Trump and his allies are working on a plan to expunge his two impeachments from his first term in office

The argument in brief

The claim that Trump and his allies had a working plan to expunge his two impeachments is an overstatement. While some Republican members of Congress introduced resolutions in 2023 to do exactly that, the efforts never gained enough votes, never reached a floor vote, and constitutional experts say Congress has no legal authority to erase an impeachment from the record anyway.

Why it spread

The claim hit a nerve on both sides of the political divide. Trump supporters saw expungement as a justified pushback against what they viewed as politically motivated impeachments, while opponents feared it as evidence of authoritarian norm-breaking. That kind of dual emotional charge — outrage on one side, validation on the other — is exactly what drives a story to spread faster than the facts can catch up.

The claim is partially true but significantly overblown. Some of Trump's congressional allies did introduce resolutions in 2023 to expunge his two impeachments, and Trump publicly backed the idea. But describing this as a coordinated 'plan' misrepresents what actually happened — a pair of symbolic resolutions that went nowhere.

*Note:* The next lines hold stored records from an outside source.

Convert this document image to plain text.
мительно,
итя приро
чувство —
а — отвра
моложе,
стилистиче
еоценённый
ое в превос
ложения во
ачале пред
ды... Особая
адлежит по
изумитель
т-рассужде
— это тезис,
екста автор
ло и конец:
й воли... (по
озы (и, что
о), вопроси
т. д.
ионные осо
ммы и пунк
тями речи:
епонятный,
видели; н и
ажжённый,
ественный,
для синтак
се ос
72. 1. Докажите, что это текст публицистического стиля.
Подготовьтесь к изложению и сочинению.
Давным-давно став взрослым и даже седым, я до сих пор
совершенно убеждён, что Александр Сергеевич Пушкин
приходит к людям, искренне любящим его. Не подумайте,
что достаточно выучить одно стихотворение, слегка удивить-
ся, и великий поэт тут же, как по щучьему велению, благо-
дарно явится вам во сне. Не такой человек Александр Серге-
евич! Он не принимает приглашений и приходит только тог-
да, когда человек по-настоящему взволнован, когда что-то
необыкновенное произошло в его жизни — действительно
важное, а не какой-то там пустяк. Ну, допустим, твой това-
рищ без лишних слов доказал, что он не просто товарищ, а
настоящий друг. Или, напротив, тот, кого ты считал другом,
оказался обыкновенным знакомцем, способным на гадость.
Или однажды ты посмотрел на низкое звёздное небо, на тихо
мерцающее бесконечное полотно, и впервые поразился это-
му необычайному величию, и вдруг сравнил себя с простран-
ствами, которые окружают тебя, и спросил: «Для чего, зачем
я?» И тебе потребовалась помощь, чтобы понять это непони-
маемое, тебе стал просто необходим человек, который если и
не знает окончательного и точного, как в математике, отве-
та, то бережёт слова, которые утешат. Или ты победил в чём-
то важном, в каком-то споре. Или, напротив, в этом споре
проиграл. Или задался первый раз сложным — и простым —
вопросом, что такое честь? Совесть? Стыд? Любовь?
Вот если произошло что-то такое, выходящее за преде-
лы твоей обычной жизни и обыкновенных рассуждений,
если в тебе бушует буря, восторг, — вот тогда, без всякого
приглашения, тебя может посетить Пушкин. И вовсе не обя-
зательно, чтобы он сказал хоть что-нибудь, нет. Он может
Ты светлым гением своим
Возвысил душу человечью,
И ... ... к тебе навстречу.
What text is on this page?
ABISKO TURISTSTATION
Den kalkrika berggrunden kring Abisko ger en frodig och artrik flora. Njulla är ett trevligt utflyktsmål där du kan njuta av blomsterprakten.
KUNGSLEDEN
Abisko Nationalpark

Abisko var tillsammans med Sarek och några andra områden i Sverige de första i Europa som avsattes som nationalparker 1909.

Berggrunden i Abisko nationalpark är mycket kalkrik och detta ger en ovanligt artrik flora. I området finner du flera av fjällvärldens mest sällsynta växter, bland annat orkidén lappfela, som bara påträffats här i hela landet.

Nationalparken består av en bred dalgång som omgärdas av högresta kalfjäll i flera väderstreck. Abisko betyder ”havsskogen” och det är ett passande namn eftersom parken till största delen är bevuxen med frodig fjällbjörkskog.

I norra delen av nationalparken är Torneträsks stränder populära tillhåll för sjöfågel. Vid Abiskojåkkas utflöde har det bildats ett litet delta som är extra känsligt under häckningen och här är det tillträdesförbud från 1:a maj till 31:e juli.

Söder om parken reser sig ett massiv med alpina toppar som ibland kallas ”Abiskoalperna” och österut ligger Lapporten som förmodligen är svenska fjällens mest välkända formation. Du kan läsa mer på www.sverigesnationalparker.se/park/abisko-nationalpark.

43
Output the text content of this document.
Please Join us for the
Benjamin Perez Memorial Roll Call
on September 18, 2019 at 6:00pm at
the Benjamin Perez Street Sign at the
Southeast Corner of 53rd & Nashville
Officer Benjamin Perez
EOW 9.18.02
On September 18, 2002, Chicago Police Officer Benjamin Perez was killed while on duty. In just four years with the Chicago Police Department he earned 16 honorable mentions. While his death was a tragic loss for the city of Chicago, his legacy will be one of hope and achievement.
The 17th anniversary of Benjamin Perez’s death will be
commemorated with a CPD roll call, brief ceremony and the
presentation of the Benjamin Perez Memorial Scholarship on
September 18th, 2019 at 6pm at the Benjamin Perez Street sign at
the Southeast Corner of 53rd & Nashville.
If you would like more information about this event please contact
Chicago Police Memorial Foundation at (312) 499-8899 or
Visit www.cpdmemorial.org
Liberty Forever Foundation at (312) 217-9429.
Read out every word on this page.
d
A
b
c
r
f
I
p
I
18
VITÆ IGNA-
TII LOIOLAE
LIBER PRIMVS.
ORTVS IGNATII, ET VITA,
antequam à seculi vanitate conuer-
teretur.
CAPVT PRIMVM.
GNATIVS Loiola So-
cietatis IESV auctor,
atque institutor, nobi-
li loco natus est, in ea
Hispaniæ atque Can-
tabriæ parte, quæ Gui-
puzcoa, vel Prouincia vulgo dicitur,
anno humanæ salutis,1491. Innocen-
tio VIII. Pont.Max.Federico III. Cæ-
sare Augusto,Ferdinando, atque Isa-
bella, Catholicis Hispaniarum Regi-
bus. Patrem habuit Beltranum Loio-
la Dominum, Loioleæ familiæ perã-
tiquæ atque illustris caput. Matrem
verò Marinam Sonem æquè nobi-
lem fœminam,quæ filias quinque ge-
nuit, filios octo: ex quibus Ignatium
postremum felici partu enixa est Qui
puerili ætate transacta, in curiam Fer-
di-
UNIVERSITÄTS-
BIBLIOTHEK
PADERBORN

House Republicans Marjorie Taylor Greene and Elise Stefanik introduced expungement resolutions in June 2023, according to Politico. But even Speaker Kevin McCarthy expressed skepticism, and the resolutions never advanced to a floor vote. There was no documented White House-led strategy behind them, Reuters Fact Check reported — making the word 'plan' a stretch.

More importantly, the whole effort would have been legally meaningless even if it had passed. The Congressional Research Service and constitutional scholars broadly agree that there is no established mechanism in the Constitution to expunge an impeachment. Impeachment is a permanent part of the congressional record. The Washington Post reported that legal experts on both sides of the aisle viewed any expungement resolution as purely symbolic — it would not erase anything from the historical or legal record.

To be fair to the strongest version of the claim: Trump did voice support for expungement, and the resolutions were real legislative documents introduced by sitting members of Congress. This wasn't pure fiction. But 'working plan' implies momentum, coordination, and a realistic path forward. None of those existed.

This story spread because it plugged neatly into existing political fears and loyalties. For Trump supporters, expungement felt like correcting a wrong. For critics, it looked like an attack on democratic norms. Both reactions made it highly shareable. When you see a political story that seems to perfectly confirm what you already believe, that's a good moment to slow down and check the details.

Sources

  • NBC News

    Some Republican allies in Congress introduced resolutions in 2023 to expunge Trump's two impeachments, but these efforts lacked the votes to succeed and faced significant constitutional obstacles.

  • Congressional Research Service

    Constitutional scholars and the Congressional Research Service have noted that there is no established constitutional mechanism to expunge or erase an impeachment that has already been voted on by the House, as impeachment is a permanent congressional record.

  • Politico

    House Republicans including Marjorie Taylor Greene and Elise Stefanik introduced expungement resolutions in 2023, but House Speaker Kevin McCarthy expressed skepticism and the resolutions did not advance to a floor vote.

  • The Washington Post

    Legal experts widely agreed that even if Congress passed an expungement resolution, it would be largely symbolic and would not legally erase the historical record of the impeachments from the Congressional Record.

  • Reuters Fact Check

    While allies proposed expungement resolutions, Trump himself expressed support for the idea, but no formal White House-led coordinated plan was documented, making the characterization of a unified 'plan' an overstatement.